Curtin’s fear of flying meant that the trip was undertaken by sea. It was, Edwards records, a small party and not a particularly happy one. Blamey’s gregarious bonhomie grated on the orderly mind of Shedden, who resented the fact that his wife had not been not invited. Curtin’s press secretary, Don Rodgers, didn’t enjoy the company of either Shedden or Blamey, both of whom resented Rodgers’s relationship with Curtin. Separated from his beloved files and increasingly irritated by the high spirits of Elsie Curtin, a morose Shedden took to writing a detailed diary of his travelling companions — “the most acidulous domestic observations recorded on any Australian political leader,” according to Edwards.

Curtin was by now a very sick man. His meetings in Washington did not go well, and reports of his health referred to rising blood pressure and an attack of neuritis when it was probable that he had suffered a heart attack. Flying on to London, he joined other Commonwealth prime ministers in meetings with Churchill and other British leaders, irritating Churchill with his praise for the Americans while “British resources were largely committed elsewhere.” The world order was changing and while Curtin and others acknowledged this, Churchill could not.

Australia had come into its own in the Pacific War, and Curtin was keenly aware of this. Kokoda, Milne Bay, Buna, Lae and Finschhafen were the first major land battles in Australian history in which British forces and British commanders were entirely absent. While Churchill displayed his undoubted strategic understanding of events unfolding in the Mediterranean and Western Europe, it was Curtin who now held the cards in regard to the Pacific and the likely course of events. Churchill and others were not pleased; a senior official thought Curtin too blunt.

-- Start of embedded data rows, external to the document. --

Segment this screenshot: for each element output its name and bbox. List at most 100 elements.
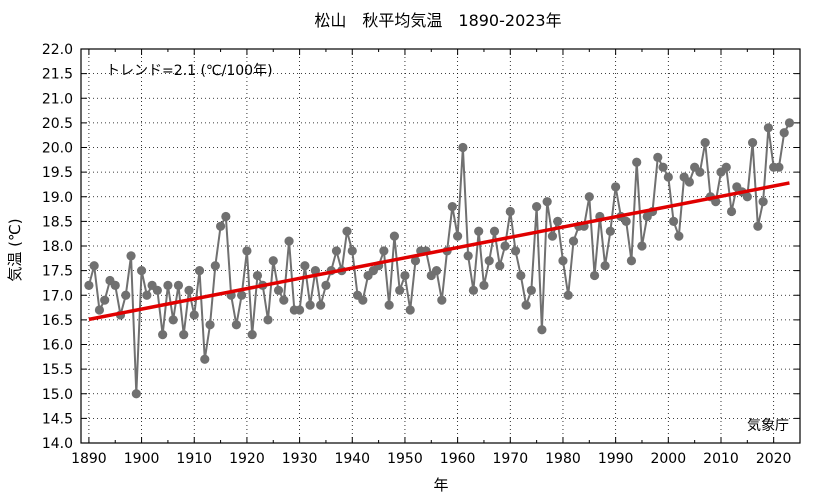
data-point: [131, 389, 141, 399]
data-point: [89, 261, 99, 271]
data-point: [231, 320, 241, 330]
data-point: [173, 280, 184, 290]
data-point: [758, 197, 768, 207]
data-point: [158, 330, 168, 340]
y-axis-ticks: 14.0 14.5 15.0 15.5 16.0 16.5 17.0 17.5 18.0 18.5…: [42, 42, 800, 452]
data-point: [547, 231, 558, 241]
x-tick-label: 2000: [650, 451, 686, 467]
data-point: [194, 266, 205, 276]
data-point: [400, 270, 410, 281]
data-point: [331, 246, 342, 256]
x-tick-label: 1980: [545, 451, 581, 467]
x-tick-label: 2010: [703, 451, 739, 467]
data-point: [563, 290, 573, 300]
data-point: [136, 266, 147, 276]
data-point: [163, 280, 173, 290]
y-tick-label: 18.0: [42, 239, 73, 255]
data-point: [774, 162, 784, 172]
data-point: [763, 123, 773, 133]
y-tick-label: 17.5: [42, 264, 73, 280]
data-point: [215, 221, 226, 231]
data-point: [684, 177, 694, 187]
data-point: [726, 206, 737, 217]
data-point: [84, 280, 94, 290]
data-point: [152, 285, 162, 295]
data-point: [310, 266, 320, 276]
y-tick-label: 17.0: [42, 288, 73, 304]
y-tick-label: 20.5: [42, 116, 73, 132]
series-line: [87, 122, 791, 394]
data-point: [184, 285, 194, 295]
data-point: [431, 266, 442, 276]
data-point: [189, 310, 199, 320]
data-point: [210, 261, 220, 271]
data-point: [284, 236, 294, 246]
data-point: [200, 354, 210, 364]
x-tick-label: 1970: [492, 451, 528, 467]
data-point: [700, 137, 710, 148]
data-point: [542, 197, 552, 207]
data-point: [384, 300, 394, 310]
data-point: [342, 226, 352, 236]
data-point: [94, 305, 105, 315]
data-point: [142, 290, 152, 300]
data-point: [279, 295, 289, 305]
data-point: [268, 256, 278, 266]
data-point: [305, 300, 315, 310]
x-tick-label: 1960: [440, 451, 476, 467]
data-point: [252, 270, 263, 281]
data-point: [526, 285, 536, 295]
data-point: [632, 157, 642, 167]
data-point: [589, 270, 600, 281]
data-point: [510, 246, 521, 256]
data-point: [537, 325, 547, 335]
data-point: [358, 295, 368, 305]
data-point: [500, 241, 510, 251]
data-point: [273, 285, 284, 295]
data-point: [621, 216, 631, 226]
data-point: [558, 256, 568, 266]
data-point: [316, 300, 326, 310]
data-point: [300, 261, 310, 271]
data-point: [121, 290, 131, 300]
data-point: [516, 270, 526, 281]
data-point: [221, 211, 231, 222]
data-point: [294, 305, 305, 315]
grid-lines: [81, 49, 800, 443]
data-point: [747, 137, 758, 148]
data-point: [247, 330, 257, 340]
data-point: [779, 128, 789, 138]
x-tick-label: 2020: [756, 451, 792, 467]
source-label: 気象庁: [747, 418, 789, 434]
data-point: [505, 206, 515, 217]
y-tick-label: 21.0: [42, 91, 73, 107]
data-point: [668, 216, 679, 226]
data-point: [379, 246, 389, 256]
data-point: [447, 202, 457, 212]
x-tick-label: 1990: [598, 451, 634, 467]
y-tick-label: 20.0: [42, 141, 73, 157]
data-point: [205, 320, 215, 330]
data-point: [568, 236, 579, 246]
data-point: [321, 280, 331, 290]
x-tick-label: 1920: [229, 451, 265, 467]
x-tick-label: 1890: [71, 451, 107, 467]
data-point: [663, 172, 673, 182]
data-point: [584, 192, 594, 202]
y-tick-label: 14.0: [42, 436, 73, 452]
y-tick-label: 19.0: [42, 190, 73, 206]
data-point: [521, 300, 531, 310]
y-tick-label: 16.0: [42, 338, 73, 354]
data-point: [168, 315, 178, 325]
plot-area: 14.0 14.5 15.0 15.5 16.0 16.5 17.0 17.5 18.0 18.5…: [42, 42, 801, 467]
data-point: [179, 330, 189, 340]
y-tick-label: 19.5: [42, 165, 73, 181]
data-point: [784, 118, 795, 128]
plot-border: [80, 48, 801, 444]
data-point: [605, 226, 615, 236]
data-point: [742, 192, 752, 202]
data-point: [395, 285, 405, 295]
data-point: [410, 256, 421, 266]
data-point: [600, 261, 610, 271]
data-point: [495, 261, 505, 271]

When the British proposed a reorganisation of command in the Pacific, detaching Australians from MacArthur’s command and putting them under British orders, Curtin rejected it outright. Edwards sees this as one of the most important decisions he made. To the usually phlegmatic Shedden, the British proposal “ignored the recent facts of history.”

Back home in Australia, Curtin’s health deteriorated further. He was admitted to hospital in April 1945 suffering from congestion of the lungs. He knew the end was near, remarking, “I’m too tired to live.”

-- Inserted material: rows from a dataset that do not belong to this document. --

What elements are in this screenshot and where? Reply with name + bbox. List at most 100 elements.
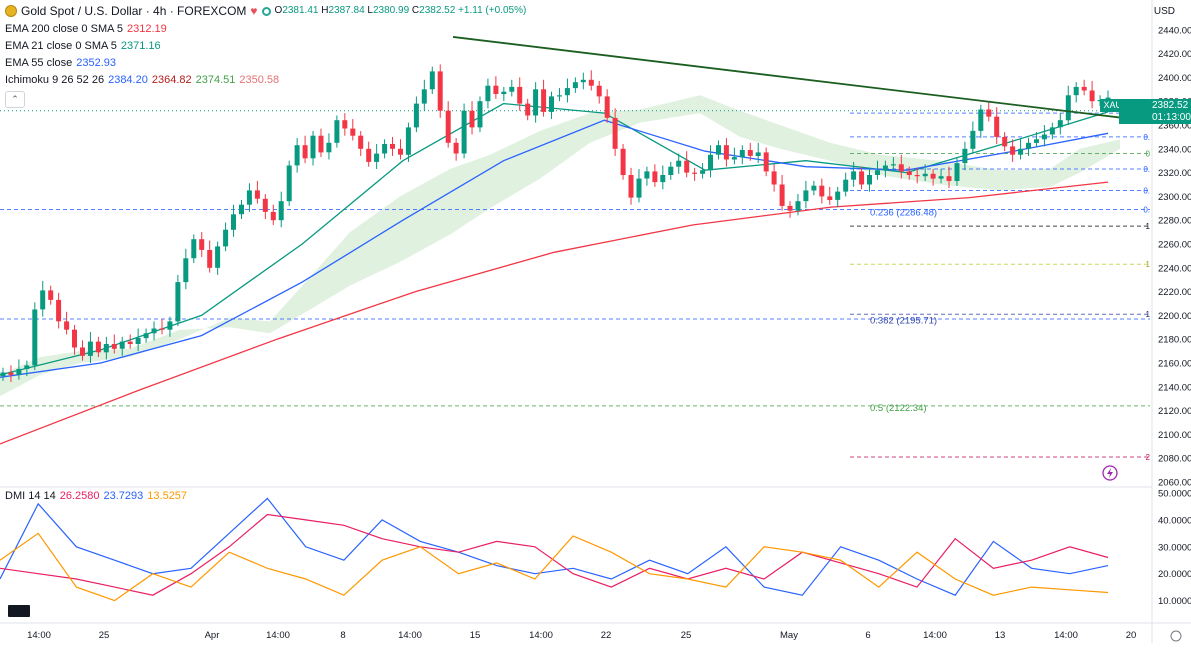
candle-body [843,179,849,192]
heart-icon[interactable]: ♥ [250,4,258,18]
tradingview-logo-icon [8,605,30,617]
candle-body [795,201,801,211]
candle-body [827,196,833,200]
ema200-row[interactable]: EMA 200 close 0 SMA 5 2312.19 [5,22,526,36]
last-price-tag[interactable]: 2382.52 01:13:00 [1119,99,1191,124]
candle-body [246,190,252,205]
candle-body [278,201,284,221]
dmi-value-3: 13.5257 [147,490,188,502]
high-value: 2387.84 [328,5,365,16]
candle-body [739,150,745,158]
ema55-value: 2352.93 [76,57,117,69]
candle-body [1057,120,1063,128]
candle-body [835,191,841,200]
main-legend: Gold Spot / U.S. Dollar · 4h · FOREXCOM … [5,4,526,108]
time-tick-label: 14:00 [27,630,51,641]
candle-body [811,185,817,191]
candle-body [8,372,14,375]
candle-body [64,321,70,330]
candle-body [485,85,491,102]
candle-body [787,205,793,211]
candle-body [199,239,205,250]
candle-body [1105,97,1111,100]
symbol-row: Gold Spot / U.S. Dollar · 4h · FOREXCOM … [5,4,526,18]
candle-body [398,148,403,155]
candle-body [310,135,316,159]
ema200-label: EMA 200 close 0 SMA 5 [5,23,124,35]
candle-body [1065,95,1071,121]
bar-countdown: 01:13:00 [1152,112,1191,123]
time-tick-label: 22 [601,630,612,641]
candle-body [183,258,189,283]
candle-body [48,290,54,300]
candles [0,64,1111,383]
candle-body [604,96,610,118]
candle-body [978,109,984,131]
trendline-group[interactable] [452,36,1153,123]
candle-body [580,79,586,83]
price-tick-label: 2080.00 [1158,454,1191,465]
candle-body [461,110,467,154]
candle-body [564,88,570,96]
ma-line [0,119,1109,378]
price-tick-label: 2120.00 [1158,406,1191,417]
candle-body [231,214,236,230]
candle-body [302,145,308,159]
ichimoku-row[interactable]: Ichimoku 9 26 52 26 2384.20 2364.82 2374… [5,73,526,87]
ema55-row[interactable]: EMA 55 close 2352.93 [5,56,526,70]
price-tick-label: 2300.00 [1158,192,1191,203]
symbol-title[interactable]: Gold Spot / U.S. Dollar · 4h · FOREXCOM [21,4,247,18]
candle-body [628,175,634,198]
candle-body [660,175,666,183]
time-tick-label: 13 [995,630,1006,641]
candle-body [867,175,872,185]
lightning-icon [1102,465,1118,481]
candle-body [914,175,920,177]
candle-body [890,164,896,166]
candle-body [755,152,761,156]
candle-body [326,142,332,153]
candle-body [652,171,658,183]
candle-body [191,239,197,259]
candle-body [517,86,523,104]
time-tick-label: 14:00 [529,630,553,641]
level-edge-label: 2 [1146,453,1151,462]
price-tick-label: 2280.00 [1158,216,1191,227]
dmi-row: DMI 14 14 26.2580 23.7293 13.5257 [5,489,187,503]
candle-body [143,333,149,339]
candle-body [644,171,650,179]
candle-body [533,89,539,116]
ichimoku-cloud-area [0,95,1120,397]
dmi-tick-label: 50.0000 [1158,489,1191,500]
candle-body [501,91,507,95]
close-label: C [411,5,420,16]
candle-body [334,120,340,143]
candle-body [596,85,602,97]
candle-body [167,321,173,330]
change-value: +1.11 (+0.05%) [458,5,527,16]
ema21-row[interactable]: EMA 21 close 0 SMA 5 2371.16 [5,39,526,53]
time-tick-label: 14:00 [1054,630,1078,641]
candle-body [716,145,721,155]
candle-body [588,79,594,86]
dmi-legend[interactable]: DMI 14 14 26.2580 23.7293 13.5257 [5,489,187,503]
collapse-legend-button[interactable]: ⌃ [5,91,25,108]
candle-body [437,71,443,111]
time-tick-label: 14:00 [398,630,422,641]
time-axis[interactable]: 14:00 25 Apr 14:00 8 14:00 15 14:00 22 25 May 6 14:0… [0,622,1191,641]
time-tick-label: 14:00 [923,630,947,641]
lightning-bolt-icon [1107,468,1113,478]
currency-label[interactable]: USD [1153,6,1175,17]
candle-body [405,127,411,155]
candle-body [493,85,499,94]
dmi-label: DMI 14 14 [5,490,56,502]
price-tick-label: 2240.00 [1158,263,1191,274]
level-edge-label: 0 [1146,150,1151,159]
candle-body [708,154,713,171]
candle-body [541,89,547,112]
candle-body [1097,100,1103,102]
price-tick-label: 2060.00 [1158,478,1191,489]
time-tick-label: 25 [681,630,692,641]
candle-body [763,152,769,172]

Curtin and his place in history have been well illuminated by John Edwards. The humility of the man is depicted in telling vignettes, his unfeigned empathy for the ordinary people never leaving him. This was true even at the height of the crisis in February 1942, when Curtin, taking a walk outside the Lodge in Canberra, struck up a conversation with a woman in a bus shed. When she told him she was on the way to register her baby’s birth at a government office that would soon close for the week, Curtin returned to the Lodge and came back with his car and driver. He got her to the registrar of births right on closing time, and even witnessed the form.

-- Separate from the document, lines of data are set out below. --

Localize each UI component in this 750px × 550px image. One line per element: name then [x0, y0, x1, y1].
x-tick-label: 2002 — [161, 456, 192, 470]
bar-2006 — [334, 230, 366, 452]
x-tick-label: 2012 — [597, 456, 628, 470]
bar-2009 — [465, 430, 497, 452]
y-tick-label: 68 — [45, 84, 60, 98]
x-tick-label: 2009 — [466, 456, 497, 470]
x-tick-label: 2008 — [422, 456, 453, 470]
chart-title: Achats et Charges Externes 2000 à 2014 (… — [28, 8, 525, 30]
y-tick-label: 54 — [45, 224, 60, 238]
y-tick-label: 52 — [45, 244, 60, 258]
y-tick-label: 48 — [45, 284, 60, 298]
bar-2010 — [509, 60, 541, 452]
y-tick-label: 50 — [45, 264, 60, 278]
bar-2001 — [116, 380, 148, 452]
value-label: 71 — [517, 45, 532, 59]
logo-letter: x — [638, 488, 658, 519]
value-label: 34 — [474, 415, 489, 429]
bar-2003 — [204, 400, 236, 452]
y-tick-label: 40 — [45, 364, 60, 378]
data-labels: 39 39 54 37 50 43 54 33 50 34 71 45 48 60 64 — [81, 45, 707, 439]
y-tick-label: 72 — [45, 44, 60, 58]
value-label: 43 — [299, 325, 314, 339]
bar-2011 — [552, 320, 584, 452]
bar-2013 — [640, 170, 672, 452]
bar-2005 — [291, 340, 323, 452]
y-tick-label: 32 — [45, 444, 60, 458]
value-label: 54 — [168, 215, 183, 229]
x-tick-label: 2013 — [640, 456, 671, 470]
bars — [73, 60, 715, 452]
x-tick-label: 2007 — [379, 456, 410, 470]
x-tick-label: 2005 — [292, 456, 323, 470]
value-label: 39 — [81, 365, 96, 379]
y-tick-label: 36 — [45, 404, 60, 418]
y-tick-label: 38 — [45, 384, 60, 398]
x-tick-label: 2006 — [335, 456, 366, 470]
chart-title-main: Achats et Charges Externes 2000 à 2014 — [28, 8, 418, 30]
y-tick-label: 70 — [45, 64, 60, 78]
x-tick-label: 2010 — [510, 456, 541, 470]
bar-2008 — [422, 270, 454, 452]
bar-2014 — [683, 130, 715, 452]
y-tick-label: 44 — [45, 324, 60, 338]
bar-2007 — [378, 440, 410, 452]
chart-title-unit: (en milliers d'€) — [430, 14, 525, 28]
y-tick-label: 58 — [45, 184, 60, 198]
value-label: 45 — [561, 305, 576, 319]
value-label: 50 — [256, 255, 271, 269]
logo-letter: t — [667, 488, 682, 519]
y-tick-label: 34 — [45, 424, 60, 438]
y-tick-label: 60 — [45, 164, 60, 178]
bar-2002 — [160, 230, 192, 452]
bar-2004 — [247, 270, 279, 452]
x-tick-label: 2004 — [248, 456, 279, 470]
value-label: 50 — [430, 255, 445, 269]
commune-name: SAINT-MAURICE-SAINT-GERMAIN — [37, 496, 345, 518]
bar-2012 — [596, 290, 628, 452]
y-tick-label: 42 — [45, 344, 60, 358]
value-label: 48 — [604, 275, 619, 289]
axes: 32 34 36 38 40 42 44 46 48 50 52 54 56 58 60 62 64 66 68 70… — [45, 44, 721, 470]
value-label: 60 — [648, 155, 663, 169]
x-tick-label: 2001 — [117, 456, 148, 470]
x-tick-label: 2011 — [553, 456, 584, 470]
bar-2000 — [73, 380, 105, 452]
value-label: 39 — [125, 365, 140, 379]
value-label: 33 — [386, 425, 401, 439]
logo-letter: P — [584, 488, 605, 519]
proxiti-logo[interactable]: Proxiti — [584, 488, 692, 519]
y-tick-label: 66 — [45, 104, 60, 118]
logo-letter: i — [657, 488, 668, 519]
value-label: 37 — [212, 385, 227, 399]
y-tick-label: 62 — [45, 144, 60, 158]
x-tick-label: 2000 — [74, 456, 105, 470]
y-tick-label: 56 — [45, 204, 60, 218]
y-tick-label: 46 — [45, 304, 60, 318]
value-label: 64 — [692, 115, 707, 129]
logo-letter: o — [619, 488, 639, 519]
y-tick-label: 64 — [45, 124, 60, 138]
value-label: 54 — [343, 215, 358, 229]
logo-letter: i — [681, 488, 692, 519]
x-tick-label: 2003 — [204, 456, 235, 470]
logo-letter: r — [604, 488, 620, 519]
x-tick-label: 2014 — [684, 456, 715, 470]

Edwards describes the problems Curtin faced, and the powerful personalities with whom he worked, with startling clarity reinforced by a finely nuanced understanding of the intricate politics. His prose is crisp, and the pace of his engrossing narrative is measured but often enlivened by a short, telling sentence that subtly shift the mood.

John Edwards has written a great study of our greatest prime minister and a detailed chronicle of Australia’s gravest peril. This is Australian history at its finest. •

The first volume of John Edwards’s biography of John Curtin was awarded the Prime Minister’s History Prize this week.